Ward: The distance between two clusters is the sum of squared deviations from points to centroids. The goal of Ward's linkage method is to minimize the within-cluster sum of squares. This method tends to produce clusters that have similar numbers of observations (or variables), but it is sensitive to outliers. Also, the distance between two clusters can sometimes be larger than dmax, which is the maximum value in the original distance matrix. When this occurs, the similarity value is negative.

Specify the distance measure

From Distance measure, select the method for calculating the distance between pairs of observations.

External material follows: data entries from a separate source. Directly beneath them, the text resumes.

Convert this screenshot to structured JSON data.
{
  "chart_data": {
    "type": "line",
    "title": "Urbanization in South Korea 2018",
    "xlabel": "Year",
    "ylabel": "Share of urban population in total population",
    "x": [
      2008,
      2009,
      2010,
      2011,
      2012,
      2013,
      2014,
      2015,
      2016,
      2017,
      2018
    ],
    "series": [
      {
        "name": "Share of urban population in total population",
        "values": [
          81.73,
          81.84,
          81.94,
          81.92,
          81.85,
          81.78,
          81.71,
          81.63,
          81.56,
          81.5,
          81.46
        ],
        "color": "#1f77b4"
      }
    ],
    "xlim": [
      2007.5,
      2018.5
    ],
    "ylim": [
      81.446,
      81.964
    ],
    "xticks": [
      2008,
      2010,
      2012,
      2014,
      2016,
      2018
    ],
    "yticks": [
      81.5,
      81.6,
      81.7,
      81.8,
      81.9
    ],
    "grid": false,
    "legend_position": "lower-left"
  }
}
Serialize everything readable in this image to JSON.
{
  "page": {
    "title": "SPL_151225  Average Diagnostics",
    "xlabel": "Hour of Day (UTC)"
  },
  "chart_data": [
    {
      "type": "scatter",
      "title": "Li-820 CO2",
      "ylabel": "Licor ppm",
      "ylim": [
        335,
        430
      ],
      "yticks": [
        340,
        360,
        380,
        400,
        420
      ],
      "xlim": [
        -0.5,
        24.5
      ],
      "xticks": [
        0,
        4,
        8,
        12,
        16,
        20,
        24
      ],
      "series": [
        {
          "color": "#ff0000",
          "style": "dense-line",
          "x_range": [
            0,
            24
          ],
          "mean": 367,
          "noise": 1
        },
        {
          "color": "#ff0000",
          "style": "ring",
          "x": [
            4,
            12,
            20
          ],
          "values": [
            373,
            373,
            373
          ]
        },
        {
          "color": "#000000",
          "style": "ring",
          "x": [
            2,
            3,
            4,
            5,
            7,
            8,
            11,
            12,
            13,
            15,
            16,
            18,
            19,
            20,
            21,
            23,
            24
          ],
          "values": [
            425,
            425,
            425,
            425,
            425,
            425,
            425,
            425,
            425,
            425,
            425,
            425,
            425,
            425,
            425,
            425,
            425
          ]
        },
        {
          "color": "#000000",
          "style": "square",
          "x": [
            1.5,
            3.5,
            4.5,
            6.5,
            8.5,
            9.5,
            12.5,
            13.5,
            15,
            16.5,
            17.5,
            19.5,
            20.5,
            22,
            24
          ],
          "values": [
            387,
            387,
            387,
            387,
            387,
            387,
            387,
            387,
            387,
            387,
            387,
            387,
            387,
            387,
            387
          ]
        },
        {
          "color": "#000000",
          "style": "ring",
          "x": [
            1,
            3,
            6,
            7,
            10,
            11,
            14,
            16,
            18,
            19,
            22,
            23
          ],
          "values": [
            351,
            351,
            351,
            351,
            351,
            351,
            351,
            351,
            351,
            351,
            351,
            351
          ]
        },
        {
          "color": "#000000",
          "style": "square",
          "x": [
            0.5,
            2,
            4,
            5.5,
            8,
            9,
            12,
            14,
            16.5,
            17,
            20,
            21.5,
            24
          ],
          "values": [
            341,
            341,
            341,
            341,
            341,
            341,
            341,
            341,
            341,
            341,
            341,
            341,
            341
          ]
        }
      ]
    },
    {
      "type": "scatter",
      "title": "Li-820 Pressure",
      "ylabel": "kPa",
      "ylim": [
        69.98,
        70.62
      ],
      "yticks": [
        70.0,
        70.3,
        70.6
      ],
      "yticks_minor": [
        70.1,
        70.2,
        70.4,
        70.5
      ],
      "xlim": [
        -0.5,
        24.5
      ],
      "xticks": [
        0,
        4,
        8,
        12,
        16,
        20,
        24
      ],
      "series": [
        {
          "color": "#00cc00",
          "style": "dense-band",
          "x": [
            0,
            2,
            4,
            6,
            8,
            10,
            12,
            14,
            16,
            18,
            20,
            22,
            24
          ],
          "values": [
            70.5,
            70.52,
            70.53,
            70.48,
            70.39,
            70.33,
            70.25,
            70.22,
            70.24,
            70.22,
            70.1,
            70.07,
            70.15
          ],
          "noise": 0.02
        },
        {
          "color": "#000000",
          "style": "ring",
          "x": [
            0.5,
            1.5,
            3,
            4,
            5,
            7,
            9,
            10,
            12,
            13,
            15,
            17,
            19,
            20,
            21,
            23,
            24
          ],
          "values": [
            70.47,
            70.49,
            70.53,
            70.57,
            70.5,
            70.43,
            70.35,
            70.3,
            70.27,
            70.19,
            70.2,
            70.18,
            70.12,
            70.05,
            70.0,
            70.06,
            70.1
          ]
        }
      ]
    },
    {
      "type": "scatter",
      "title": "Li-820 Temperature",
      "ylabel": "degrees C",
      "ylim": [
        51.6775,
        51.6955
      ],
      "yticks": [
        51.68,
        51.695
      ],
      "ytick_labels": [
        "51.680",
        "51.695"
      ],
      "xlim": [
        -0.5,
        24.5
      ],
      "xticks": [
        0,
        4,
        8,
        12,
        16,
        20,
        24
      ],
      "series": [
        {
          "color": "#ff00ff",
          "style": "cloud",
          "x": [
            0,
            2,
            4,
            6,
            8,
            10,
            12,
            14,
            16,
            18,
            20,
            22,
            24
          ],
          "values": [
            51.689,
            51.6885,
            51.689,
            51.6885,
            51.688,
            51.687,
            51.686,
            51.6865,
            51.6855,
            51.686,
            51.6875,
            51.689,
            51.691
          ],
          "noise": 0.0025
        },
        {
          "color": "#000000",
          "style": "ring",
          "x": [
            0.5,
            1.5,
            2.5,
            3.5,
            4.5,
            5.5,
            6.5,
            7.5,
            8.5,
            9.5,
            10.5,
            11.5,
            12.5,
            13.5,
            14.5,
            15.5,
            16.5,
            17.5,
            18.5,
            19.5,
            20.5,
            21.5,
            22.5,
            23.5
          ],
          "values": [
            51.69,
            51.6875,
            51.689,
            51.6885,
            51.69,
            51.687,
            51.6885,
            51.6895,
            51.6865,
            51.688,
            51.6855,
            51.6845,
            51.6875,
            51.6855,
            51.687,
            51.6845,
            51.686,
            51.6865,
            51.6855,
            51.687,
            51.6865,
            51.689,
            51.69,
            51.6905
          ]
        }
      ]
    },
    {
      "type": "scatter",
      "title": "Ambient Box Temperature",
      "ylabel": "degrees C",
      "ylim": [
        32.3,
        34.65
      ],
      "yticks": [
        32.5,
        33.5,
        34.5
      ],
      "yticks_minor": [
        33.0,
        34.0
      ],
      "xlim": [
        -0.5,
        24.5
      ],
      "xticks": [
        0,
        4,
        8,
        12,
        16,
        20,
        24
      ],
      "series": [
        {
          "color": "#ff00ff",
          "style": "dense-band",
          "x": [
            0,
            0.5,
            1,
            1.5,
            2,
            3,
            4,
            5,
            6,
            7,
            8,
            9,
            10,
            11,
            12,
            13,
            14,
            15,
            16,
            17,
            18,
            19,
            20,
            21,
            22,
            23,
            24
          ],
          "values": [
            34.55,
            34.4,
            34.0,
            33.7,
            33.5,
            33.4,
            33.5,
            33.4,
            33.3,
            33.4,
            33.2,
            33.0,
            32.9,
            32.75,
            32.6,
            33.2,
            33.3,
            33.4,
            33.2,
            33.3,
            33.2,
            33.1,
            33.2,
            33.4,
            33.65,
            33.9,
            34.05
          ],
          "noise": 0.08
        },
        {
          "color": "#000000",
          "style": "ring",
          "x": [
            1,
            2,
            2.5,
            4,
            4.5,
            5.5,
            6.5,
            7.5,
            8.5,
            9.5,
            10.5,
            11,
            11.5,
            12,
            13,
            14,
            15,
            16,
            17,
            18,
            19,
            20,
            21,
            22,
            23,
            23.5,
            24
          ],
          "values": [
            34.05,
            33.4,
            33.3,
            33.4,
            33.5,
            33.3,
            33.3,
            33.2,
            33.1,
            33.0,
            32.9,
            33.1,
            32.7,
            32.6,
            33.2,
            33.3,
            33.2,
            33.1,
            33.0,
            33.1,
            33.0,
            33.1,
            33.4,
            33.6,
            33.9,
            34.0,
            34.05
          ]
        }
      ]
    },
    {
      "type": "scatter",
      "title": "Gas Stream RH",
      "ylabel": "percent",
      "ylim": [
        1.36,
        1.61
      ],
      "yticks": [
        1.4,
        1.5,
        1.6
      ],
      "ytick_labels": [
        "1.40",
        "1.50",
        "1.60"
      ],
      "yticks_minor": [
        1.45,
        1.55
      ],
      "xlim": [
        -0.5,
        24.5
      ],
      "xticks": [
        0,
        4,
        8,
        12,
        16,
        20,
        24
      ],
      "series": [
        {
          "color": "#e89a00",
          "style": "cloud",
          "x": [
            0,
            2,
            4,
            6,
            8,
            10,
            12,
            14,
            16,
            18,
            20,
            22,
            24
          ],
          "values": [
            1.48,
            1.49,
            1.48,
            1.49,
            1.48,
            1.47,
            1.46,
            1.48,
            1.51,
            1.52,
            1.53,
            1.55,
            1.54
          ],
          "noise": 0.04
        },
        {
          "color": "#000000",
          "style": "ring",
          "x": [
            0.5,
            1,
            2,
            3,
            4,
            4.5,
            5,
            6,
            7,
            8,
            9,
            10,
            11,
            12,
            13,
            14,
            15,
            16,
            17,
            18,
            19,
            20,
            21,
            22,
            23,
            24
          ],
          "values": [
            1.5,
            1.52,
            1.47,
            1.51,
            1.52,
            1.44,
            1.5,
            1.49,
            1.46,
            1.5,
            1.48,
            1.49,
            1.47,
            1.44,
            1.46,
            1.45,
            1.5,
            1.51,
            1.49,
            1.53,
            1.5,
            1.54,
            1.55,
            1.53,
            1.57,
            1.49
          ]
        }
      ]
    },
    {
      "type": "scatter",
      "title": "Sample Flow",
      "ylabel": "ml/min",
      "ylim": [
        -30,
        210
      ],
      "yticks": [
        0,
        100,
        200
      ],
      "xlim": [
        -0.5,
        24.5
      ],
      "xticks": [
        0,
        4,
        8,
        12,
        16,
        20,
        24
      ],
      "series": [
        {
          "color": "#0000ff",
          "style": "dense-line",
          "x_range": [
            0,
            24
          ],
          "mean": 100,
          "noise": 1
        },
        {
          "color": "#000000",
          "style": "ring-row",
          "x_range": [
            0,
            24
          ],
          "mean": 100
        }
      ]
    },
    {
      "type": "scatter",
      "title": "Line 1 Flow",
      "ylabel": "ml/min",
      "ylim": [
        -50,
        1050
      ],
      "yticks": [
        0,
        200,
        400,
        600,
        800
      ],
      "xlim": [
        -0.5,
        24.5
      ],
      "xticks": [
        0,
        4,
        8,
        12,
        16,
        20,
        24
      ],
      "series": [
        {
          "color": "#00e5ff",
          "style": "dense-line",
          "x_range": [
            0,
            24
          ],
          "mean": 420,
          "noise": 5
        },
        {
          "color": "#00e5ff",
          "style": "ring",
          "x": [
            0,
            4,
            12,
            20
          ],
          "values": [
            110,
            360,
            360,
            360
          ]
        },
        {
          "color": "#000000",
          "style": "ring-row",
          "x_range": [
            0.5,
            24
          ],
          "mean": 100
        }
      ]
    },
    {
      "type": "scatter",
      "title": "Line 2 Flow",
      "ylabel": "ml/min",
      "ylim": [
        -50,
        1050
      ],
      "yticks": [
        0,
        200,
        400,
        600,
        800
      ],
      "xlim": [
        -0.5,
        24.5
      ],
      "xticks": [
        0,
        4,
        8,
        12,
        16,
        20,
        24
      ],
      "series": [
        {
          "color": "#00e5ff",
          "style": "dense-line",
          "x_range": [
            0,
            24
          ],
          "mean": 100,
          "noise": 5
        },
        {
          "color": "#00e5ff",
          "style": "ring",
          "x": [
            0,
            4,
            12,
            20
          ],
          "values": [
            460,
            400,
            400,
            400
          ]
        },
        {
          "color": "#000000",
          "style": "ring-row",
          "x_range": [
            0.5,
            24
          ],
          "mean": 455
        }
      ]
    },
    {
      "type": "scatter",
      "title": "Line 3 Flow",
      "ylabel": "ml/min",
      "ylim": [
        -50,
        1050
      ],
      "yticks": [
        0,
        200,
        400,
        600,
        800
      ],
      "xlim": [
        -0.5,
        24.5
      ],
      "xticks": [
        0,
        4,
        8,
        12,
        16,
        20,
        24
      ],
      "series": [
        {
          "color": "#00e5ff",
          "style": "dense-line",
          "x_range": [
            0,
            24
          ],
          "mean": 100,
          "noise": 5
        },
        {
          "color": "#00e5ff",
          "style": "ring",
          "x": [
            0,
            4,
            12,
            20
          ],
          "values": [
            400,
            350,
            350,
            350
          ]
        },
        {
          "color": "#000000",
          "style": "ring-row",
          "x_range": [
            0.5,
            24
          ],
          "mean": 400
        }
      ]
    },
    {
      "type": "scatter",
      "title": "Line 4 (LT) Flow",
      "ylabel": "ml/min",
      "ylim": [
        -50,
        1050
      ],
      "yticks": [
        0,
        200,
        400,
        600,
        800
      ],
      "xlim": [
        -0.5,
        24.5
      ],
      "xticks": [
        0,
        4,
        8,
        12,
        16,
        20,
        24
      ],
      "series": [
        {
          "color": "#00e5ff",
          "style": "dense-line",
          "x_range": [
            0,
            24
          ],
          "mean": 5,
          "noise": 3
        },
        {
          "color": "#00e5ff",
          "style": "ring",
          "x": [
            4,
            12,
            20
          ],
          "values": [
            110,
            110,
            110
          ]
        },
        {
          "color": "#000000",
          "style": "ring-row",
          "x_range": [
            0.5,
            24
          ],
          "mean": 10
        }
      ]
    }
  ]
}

Euclidean: The most common distance measure, which calculates the square root of the sum of squared differences.
Squared Euclidean: The square of the distance that is calculated using the Euclidean method. This method gives more weight to outliers.
Pearson: The square root of the sum of square distances divided by variances. This method makes the variances the same and is used for standardizing.
Squared Pearson: The square of the distance that is calculated using the Pearson method. This method gives more weight to outliers and makes the variances the same.
Manhattan: The sum of absolute distances. This method gives less weight to outliers.

Tip

If you selected Average, Centroid, Median, or Ward as the linkage method, you should usually use one of the squared distance measures.

Standardize variables

Select Standardize variables to have Minitab weight all the variables equally. Standardizing is good practice in most cases, and is particularly important when the variables use different scales. Suppose variable A is on a scale in dollars from $0 to $10,000,000, and variable B is a ratio on a scale from 0.0 to 1.0. If the variables are not standardized, then the cluster observations procedure places much more weight on variable A than on variable B due to the larger values of its scale, which is probably not the desired result. Therefore, the variables should be standardized.

When you standardize the variables, Minitab makes all the means equal to 0 and all the variances equal to 1. To make only the variances equal, do not select the standardize option, but instead select either Pearson or Squared Pearson under Distance measure.

Specify the final partition

Indicate the criteria that you want to use to determine the final groupings.

Number of clusters: Select to enter the number of clusters for the final partition.
Similarity level: Select to enter the similarity level for the clusters in the final partition.

For the best results, you should be flexible with the criteria. For example, if you define the final partition using the number of clusters, you should also consider changes in similarity level, as well. A precipitous drop in similarity when adding a specific cluster might prompt you to specify the final partition before this grouping. Conversely, if you define the final partition using the similarity level, you might determine that similarity levels do not change much over a range of clusters, and for the sake of simplicity you may choose to go with the step with the fewest clusters.

Note

If you do not know what value to enter to specify the final partition, first perform the analysis using the default setting (1 cluster in the final partition). Minitab displays the results for all possible numbers of clusters. Use the results to determine a value to enter for the final partition. Then repeat the analysis and specify the final partition that you determined. For more information, go to Determine the final grouping of clusters.

Show dendrogram

Select to display a tree diagram that shows how clusters were formed at each step in the amalgamation procedure. The dendrogram allows you to view the similarity (or distance) values for the clusters at each step.

To change the default display of the dendrogram, click Customize.